For customer support chatbots, context window management involves balancing: - Enough RAG context for accurate answers (more context = more accurate) - Enough conversation history for continuity (more history = better multi-turn) - Space for a complete response (too little space = truncated answers) - Token costs (more tokens in context = higher per-conversation cost)

Why it matters

Context window size determines how much information your chatbot can consider when generating a response.
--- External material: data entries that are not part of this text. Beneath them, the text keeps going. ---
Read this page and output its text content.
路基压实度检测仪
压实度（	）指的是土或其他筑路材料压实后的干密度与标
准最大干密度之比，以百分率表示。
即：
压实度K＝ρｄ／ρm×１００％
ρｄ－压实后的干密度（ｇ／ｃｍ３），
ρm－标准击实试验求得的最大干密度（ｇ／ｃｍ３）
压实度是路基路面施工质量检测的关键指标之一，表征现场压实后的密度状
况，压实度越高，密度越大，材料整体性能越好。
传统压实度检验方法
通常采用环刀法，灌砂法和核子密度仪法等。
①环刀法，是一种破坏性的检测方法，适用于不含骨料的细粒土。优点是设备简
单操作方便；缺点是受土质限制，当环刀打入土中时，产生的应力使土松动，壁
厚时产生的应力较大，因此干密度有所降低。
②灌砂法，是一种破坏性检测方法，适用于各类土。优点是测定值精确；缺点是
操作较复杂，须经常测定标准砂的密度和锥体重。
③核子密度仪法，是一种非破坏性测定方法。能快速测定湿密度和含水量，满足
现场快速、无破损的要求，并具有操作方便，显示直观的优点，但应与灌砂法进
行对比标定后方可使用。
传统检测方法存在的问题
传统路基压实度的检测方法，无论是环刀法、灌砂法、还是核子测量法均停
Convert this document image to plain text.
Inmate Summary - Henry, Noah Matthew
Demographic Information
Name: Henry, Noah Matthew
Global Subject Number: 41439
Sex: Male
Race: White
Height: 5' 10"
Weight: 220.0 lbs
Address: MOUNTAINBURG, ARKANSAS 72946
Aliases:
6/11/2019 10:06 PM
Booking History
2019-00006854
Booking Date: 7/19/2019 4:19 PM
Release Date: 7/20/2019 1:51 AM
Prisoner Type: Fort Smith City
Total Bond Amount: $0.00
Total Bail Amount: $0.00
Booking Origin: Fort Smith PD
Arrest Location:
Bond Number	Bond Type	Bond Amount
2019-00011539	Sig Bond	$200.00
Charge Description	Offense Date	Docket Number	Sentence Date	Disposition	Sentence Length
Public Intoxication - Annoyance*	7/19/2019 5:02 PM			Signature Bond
A larger context window allows more RAG passages, longer conversation history, and more detailed system instructions — generally producing better answers. However, larger contexts also cost more and can increase latency.

How Chatsy uses context window

Chatsy dynamically manages the context window based on conversation length and complexity. Short conversations get more space for RAG context (better retrieval accuracy). Long multi-turn conversations use a sliding window that summarizes older messages while preserving recent context. This ensures optimal use of available tokens regardless of conversation length.

Real-world examples

RAG context allocation for accuracy

For a factual question like "What is your refund policy?", the system allocates 60% of the context window to RAG passages (retrieving 5-8 relevant article sections) and 10% to conversation history. This maximizes the chance of including the correct answer in the context.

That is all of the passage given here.